Note to self: Less writing about coffee and do more in the coffee business. I need to cash in on part of this $18Bz getting floated around here. I couldn’t help but think of Scrooge McDuck swimming in a vault of coffee since they just dropped 18 Big Ones on the Peets brand.

Keurig Dr Pepper just dropped a cool $18 billion to buy JDE Peet’s, the big‑shot owner of Peet’s Coffee, L’OR, Jacobs, Douwe Egberts and more. That’s €31.85 per share, about 20–33 percent over what folks were trading JDE Peet’s stock for lately.

But hold your latte: this isn’t about fusing coffee and soda. They’ll break up again, like the ex you wish you never rekindled. One part becomes a coffee powerhouse, the other stays a soda stronghold. The coffee side lines up $16 billion in annual sales. The beverage side, $11 billion.

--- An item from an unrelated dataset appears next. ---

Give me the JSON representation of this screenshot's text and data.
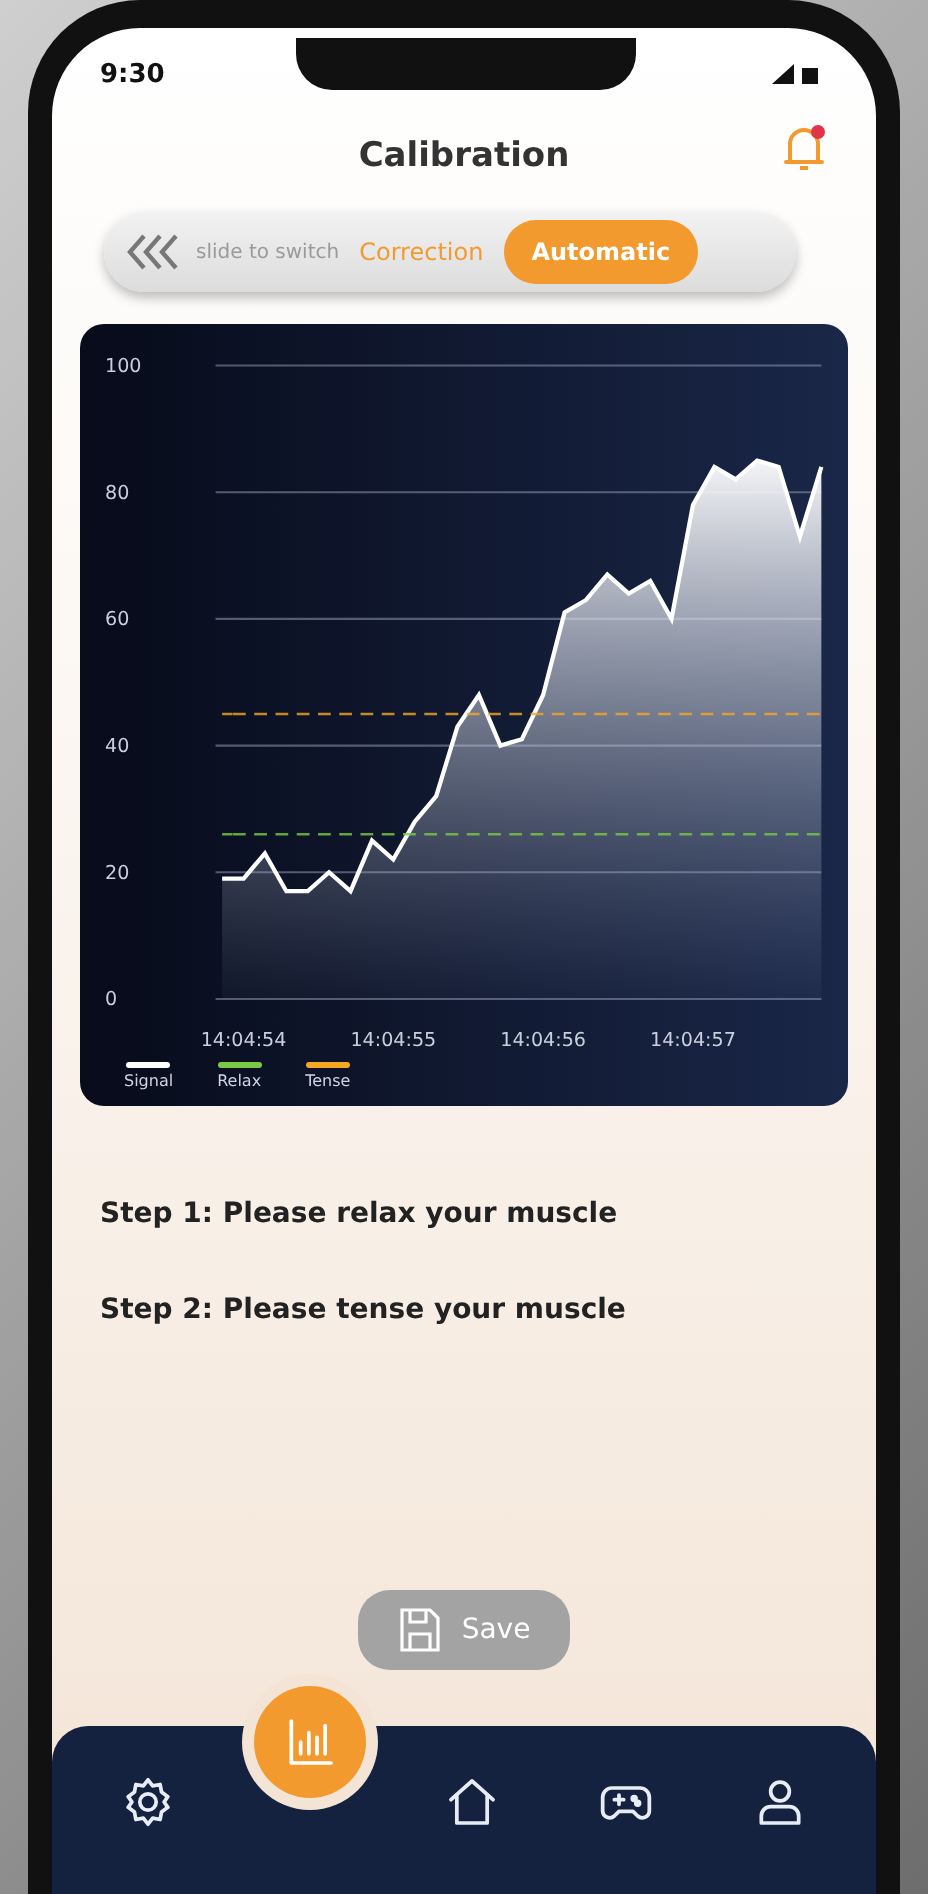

They’re talking about throwing $400 million in cost savings into the pot over the next three years with earnings benefits starting day one.

On leadership lineup? After the split, Tim Cofer heads the soda side in Frisco, Texas. Sudhanshu Priyadarshi takes charge of the newly minted “Global Coffee Co.” out of Burlington, Massachusetts, with its international HQ in Amsterdam.

Birds of a brewing company: JAB Holding, the puppeteer, holds big stakes in both and basically engineered the original Keurig‑Dr Pepper tie‑up back in 2018. This deal gives them a tidy exit from the coffee mess with about a $12.5 billion payday.

Wall Street threw up a bit: KDP stock dropped around 7–11 percent. Some of its worst trading days in years. S&P even slapped it with a negative credit watch thanks to the debt load and deal complexity.

Why the split‑and‑reassemble? Analysts say it makes each business sharper and easier to value separately. A pure‑play coffee outfit could float higher than that messy soda/coffee combo.

I see a Dr Pepper launching their own cold brew very soon after this deal is done. No one asked for it, but it’s coming.